With the (hopeful) passage of the trans* inclusive ENDA, can this be considered a victory for democracy? Does this inaugurate the inclusion of trans* people within that democratic emblem I have called association? Is it so that trans* people may now enter public spaces freely, and engage in the democratic egalitarianism envisaged in this (oblique) essay? Or rather, is its a victory for the inclusion of people into private assays of economic and capital gains; for the privatization of space in which a trans* person does not construct themselves by and through action of association, but by and for the owner of the work they do/produce? Does a trans* inclusive ENDA, instantiating protections for those to come out of the closet of norms, as it were, and enter the private apparatuses of industry as dutiful workers mean that democracy has somehow won a foothold in the progressive battle for LGBT rights? I do not believe so.
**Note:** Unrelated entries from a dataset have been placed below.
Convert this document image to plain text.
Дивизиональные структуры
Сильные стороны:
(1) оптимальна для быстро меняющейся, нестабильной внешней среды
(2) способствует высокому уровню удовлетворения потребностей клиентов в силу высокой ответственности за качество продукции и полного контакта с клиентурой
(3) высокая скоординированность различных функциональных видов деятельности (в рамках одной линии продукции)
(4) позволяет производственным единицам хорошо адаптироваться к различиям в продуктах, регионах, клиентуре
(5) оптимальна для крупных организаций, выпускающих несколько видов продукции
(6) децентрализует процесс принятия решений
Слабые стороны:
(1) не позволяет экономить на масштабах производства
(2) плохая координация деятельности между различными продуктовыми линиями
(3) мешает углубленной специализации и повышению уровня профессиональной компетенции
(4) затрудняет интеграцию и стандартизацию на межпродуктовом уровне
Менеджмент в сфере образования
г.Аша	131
At best, it signifies the work of myriad activists to have the name trans* uttered on the lips of representative institutions is productive ways; it shows that hard work through the democratic representative process can amount to the creation of ‘protective’ law; it places trans* politics on a footing that may contend with LGB silos of activism. But at worst, it represents that trans* people (living in poverty) may now go to those low wage jobs and work; it does little to destabilize the documentation processes by which state and national authorities mark sex (change) and gender; it does not protect a gender-nonconforming man or woman from being asked to don the appropriate attire of their gender/sex identity (see an irony?). It merely says they can now go to work, but are nevertheless acted on by the space(s) that regulate in order to ‘be’ this way or that.
With this (not so simple) issue as a mere example, in what direction should we go with analyzing democratic gains and legislative ‘representativeness’ contemporarily? Perhaps de Tocqueville’s call for a new democratic science to understand the complex ways our society, as a fluid and unfixed assemblage of moving parts, is coming together/undone is perennial. If he can make such a call over a century and a half ago, then perhaps we need to as well.